# Research

Canonical page: https://antern.co/research/

## Summary

Teaching without research becomes repetition.

AI changes too quickly for static slides. Antern research combines first principles, historical context, academic papers, industry validation, open-source implementations, production constraints, experiments, and feedback from real users and businesses.

The research principle is: research keeps teaching alive.

## Research Stack

The curriculum is updated from multiple kinds of evidence:

- Observe reality
- Study history
- Read papers
- Build systems

Research starts with what is breaking in the real world: participants, companies, agents, hiring, deployment, cost, latency, and user behavior.

## Research Flywheel

Research becomes curriculum only after it survives the loop:

1. Observe reality
2. Study history
3. Read research
4. Build
5. Test
6. Teach
7. Revise

The loop turns raw information into teaching: observe reality, study history, read research, build systems, test assumptions, teach, and revise.

## Paper Club

Participants are trained to read papers critically, not reverently.

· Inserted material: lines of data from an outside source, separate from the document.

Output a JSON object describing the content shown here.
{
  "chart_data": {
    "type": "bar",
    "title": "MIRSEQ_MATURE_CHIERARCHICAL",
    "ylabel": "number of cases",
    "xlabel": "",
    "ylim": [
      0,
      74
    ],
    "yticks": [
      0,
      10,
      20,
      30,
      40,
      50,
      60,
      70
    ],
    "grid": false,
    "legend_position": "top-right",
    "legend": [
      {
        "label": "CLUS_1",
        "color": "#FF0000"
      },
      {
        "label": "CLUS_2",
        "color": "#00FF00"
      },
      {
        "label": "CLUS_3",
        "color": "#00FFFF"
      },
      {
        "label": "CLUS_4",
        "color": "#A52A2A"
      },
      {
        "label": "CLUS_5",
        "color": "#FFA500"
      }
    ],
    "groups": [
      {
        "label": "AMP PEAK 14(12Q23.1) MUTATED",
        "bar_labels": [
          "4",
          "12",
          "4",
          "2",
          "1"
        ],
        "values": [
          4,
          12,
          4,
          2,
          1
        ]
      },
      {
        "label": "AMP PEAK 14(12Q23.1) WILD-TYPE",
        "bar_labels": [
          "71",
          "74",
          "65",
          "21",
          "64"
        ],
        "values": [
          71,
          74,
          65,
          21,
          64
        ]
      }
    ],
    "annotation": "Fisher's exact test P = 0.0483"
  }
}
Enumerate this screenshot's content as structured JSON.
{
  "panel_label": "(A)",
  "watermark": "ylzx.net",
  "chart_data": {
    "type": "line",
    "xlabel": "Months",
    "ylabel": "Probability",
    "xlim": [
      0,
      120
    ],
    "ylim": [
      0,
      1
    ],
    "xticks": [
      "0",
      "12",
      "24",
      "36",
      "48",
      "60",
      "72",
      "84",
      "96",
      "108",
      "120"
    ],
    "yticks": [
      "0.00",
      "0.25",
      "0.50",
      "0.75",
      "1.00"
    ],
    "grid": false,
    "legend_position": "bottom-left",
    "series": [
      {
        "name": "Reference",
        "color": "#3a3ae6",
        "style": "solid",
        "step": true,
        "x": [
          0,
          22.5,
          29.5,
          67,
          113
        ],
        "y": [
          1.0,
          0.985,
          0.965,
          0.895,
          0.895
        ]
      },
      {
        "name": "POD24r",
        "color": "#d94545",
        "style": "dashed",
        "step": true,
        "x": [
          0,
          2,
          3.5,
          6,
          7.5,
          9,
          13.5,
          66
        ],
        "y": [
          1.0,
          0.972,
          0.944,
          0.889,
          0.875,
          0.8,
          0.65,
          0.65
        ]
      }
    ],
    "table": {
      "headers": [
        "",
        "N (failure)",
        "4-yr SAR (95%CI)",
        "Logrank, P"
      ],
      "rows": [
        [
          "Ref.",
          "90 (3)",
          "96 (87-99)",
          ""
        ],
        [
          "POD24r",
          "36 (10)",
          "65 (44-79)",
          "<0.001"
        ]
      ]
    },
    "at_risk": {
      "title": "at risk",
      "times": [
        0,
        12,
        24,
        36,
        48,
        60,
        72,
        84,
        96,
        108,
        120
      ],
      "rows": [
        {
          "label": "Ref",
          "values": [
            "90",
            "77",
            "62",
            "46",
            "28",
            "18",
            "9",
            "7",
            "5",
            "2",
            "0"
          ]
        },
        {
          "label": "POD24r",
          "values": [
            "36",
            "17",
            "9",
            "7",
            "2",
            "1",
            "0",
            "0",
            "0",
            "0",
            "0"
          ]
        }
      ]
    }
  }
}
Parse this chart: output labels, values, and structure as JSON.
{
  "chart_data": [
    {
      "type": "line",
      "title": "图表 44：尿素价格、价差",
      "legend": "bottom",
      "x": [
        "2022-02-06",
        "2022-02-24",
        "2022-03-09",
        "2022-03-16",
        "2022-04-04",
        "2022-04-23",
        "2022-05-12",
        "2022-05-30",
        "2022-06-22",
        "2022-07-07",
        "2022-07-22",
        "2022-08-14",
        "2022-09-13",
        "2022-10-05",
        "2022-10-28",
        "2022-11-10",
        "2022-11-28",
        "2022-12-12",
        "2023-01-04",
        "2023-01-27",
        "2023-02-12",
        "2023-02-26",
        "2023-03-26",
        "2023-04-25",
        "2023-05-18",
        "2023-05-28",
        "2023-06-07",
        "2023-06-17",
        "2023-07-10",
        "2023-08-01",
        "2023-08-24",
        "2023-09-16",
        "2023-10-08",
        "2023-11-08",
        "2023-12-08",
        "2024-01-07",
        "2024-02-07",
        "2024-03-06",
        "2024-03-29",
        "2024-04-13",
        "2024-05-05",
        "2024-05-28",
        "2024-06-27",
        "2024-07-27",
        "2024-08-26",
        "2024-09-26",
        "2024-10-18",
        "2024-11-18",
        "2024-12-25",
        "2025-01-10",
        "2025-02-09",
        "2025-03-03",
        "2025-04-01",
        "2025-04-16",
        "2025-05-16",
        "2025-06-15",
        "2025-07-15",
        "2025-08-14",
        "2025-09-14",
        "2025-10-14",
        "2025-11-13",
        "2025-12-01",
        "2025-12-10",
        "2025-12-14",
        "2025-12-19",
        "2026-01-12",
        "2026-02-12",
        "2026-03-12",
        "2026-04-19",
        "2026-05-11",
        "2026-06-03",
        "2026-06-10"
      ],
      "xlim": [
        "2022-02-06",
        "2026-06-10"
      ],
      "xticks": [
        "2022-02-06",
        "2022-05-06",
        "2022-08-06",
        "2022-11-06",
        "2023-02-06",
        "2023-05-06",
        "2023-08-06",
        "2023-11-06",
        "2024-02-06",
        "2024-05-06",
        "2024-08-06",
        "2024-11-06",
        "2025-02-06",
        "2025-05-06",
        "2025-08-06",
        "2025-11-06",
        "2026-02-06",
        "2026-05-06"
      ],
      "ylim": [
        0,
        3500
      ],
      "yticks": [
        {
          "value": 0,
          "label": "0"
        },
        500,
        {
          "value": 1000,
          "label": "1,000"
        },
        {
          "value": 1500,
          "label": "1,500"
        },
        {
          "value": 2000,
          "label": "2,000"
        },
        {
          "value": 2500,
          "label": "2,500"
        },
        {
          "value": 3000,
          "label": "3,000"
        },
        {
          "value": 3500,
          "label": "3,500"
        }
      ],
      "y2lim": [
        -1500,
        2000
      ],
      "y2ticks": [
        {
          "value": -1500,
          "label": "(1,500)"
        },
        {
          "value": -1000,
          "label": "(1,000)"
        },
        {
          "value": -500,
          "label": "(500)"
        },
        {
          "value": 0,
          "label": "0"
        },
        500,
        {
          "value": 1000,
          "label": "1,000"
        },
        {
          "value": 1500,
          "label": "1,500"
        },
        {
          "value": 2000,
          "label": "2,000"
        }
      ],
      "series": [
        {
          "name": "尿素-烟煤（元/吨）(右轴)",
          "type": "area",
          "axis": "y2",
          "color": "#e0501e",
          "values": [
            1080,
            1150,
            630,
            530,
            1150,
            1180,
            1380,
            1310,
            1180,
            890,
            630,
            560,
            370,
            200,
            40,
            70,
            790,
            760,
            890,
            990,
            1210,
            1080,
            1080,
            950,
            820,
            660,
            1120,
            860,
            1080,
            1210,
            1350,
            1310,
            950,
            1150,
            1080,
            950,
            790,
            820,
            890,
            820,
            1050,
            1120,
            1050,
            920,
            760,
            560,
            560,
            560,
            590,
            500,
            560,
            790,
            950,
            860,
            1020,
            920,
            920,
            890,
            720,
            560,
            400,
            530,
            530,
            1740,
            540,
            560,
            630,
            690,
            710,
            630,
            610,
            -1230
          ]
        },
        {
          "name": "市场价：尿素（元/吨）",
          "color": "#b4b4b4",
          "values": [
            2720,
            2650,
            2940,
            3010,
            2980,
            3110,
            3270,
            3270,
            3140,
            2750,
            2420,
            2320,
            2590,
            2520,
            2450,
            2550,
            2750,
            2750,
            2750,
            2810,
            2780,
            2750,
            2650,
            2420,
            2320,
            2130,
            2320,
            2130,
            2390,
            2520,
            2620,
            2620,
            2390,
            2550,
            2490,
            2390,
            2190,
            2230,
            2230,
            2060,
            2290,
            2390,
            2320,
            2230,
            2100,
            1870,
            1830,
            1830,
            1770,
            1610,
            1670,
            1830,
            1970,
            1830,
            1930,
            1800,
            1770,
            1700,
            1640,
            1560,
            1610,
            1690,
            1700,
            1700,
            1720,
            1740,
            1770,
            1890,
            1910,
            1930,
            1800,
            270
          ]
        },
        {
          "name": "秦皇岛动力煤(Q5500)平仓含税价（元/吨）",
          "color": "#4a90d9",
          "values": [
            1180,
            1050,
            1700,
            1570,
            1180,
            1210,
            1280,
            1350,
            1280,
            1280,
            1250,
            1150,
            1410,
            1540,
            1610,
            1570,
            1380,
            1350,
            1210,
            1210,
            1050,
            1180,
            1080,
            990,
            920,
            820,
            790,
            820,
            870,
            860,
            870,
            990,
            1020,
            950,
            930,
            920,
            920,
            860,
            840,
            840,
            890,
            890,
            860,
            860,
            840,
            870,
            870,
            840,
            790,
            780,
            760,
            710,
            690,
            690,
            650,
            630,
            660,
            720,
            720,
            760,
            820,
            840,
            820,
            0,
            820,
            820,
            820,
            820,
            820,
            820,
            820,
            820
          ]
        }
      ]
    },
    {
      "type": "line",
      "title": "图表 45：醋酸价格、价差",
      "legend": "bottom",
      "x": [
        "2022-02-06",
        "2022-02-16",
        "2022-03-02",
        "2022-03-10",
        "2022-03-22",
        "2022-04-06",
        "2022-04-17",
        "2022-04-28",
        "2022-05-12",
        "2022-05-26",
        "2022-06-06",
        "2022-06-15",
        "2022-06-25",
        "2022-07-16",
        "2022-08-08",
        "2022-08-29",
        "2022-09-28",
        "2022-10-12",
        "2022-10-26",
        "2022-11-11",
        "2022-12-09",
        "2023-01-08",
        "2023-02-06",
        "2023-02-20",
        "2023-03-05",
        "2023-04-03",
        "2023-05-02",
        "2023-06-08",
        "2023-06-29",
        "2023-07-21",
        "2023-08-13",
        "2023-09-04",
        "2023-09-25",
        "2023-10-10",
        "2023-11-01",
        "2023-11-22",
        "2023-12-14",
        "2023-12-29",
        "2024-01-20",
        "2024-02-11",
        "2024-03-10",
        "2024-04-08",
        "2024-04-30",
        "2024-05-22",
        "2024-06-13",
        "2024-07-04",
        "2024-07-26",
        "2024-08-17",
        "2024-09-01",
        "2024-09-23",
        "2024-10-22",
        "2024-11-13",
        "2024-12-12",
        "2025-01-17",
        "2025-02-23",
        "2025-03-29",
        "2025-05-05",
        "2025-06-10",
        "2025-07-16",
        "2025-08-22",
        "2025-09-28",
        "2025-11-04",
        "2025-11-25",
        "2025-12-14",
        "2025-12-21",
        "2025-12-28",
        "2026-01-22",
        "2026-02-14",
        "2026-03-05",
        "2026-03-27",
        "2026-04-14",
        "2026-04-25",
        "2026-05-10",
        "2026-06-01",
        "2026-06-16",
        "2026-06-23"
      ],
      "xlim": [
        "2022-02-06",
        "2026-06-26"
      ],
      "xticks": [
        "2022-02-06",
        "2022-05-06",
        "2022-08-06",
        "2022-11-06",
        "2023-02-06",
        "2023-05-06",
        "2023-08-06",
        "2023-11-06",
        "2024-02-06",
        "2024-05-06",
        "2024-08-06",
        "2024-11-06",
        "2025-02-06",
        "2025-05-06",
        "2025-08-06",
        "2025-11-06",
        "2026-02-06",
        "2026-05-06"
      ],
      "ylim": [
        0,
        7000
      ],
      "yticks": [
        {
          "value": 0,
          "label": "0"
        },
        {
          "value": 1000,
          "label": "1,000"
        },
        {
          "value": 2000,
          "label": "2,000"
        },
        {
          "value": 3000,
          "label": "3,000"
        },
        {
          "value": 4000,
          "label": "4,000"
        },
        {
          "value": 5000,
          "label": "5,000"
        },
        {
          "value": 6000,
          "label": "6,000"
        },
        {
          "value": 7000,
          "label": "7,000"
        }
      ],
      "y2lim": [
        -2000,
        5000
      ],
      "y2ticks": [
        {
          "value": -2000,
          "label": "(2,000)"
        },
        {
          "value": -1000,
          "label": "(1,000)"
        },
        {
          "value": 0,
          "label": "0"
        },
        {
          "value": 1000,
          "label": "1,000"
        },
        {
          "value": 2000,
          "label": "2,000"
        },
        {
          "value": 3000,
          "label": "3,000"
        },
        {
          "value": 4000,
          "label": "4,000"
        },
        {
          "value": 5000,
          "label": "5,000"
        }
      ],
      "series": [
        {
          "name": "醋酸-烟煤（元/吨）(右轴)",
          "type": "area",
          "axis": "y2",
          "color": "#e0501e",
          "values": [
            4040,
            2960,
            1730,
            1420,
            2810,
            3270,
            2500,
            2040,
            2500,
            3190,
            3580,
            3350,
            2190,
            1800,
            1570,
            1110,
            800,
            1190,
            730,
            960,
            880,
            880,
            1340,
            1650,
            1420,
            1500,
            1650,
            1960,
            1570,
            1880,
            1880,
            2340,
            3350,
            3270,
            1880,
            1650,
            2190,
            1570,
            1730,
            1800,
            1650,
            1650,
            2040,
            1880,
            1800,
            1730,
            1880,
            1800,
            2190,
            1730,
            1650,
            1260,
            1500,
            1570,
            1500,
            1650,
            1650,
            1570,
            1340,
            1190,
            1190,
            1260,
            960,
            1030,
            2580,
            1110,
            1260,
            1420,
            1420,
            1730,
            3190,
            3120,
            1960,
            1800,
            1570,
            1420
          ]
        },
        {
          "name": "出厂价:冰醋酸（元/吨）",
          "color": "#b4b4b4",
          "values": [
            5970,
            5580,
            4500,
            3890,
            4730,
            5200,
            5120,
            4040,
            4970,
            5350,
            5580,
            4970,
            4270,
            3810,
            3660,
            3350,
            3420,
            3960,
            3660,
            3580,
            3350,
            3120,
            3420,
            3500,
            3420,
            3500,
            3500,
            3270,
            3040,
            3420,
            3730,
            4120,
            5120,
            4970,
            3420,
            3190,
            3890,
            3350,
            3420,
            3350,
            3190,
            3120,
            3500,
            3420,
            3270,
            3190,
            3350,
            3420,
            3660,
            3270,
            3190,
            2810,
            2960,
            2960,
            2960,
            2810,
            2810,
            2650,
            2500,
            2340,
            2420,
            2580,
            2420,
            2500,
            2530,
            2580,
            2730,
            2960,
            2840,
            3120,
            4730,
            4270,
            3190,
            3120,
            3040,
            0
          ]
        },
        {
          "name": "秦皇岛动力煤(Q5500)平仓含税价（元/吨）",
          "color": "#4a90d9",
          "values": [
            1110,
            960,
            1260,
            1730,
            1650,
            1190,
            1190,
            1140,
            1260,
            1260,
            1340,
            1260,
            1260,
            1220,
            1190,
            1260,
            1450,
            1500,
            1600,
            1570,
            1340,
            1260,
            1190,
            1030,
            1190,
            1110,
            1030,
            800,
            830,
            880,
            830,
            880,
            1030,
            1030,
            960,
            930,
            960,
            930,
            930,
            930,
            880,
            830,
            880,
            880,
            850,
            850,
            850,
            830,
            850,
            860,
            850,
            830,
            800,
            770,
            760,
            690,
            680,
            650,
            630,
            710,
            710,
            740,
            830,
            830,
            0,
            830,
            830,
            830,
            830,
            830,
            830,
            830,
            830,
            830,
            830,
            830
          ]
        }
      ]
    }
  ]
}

Paper reading is not a prestige ritual. It is a way to learn research taste: what mattered, what failed, what changed, and what can be rebuilt.

Paper Club follows this pattern:

- Read
- Critique
- Reproduce
- Present

## Evidence Sources

Research includes papers, code, failures, and real workflows.

Evidence sources include foundational research papers, survey papers, open-source implementations, engineering blogs, benchmarks and eval reports, production incidents, participant build failures, and enterprise workflow constraints.

## What We Avoid

Research-driven teaching is the opposite of recycling.

Antern avoids stale slides, treating papers as scripture, teaching tools without constraints, ignoring production failures, chasing hype without understanding what changed, and confusing confident AI output with research judgment.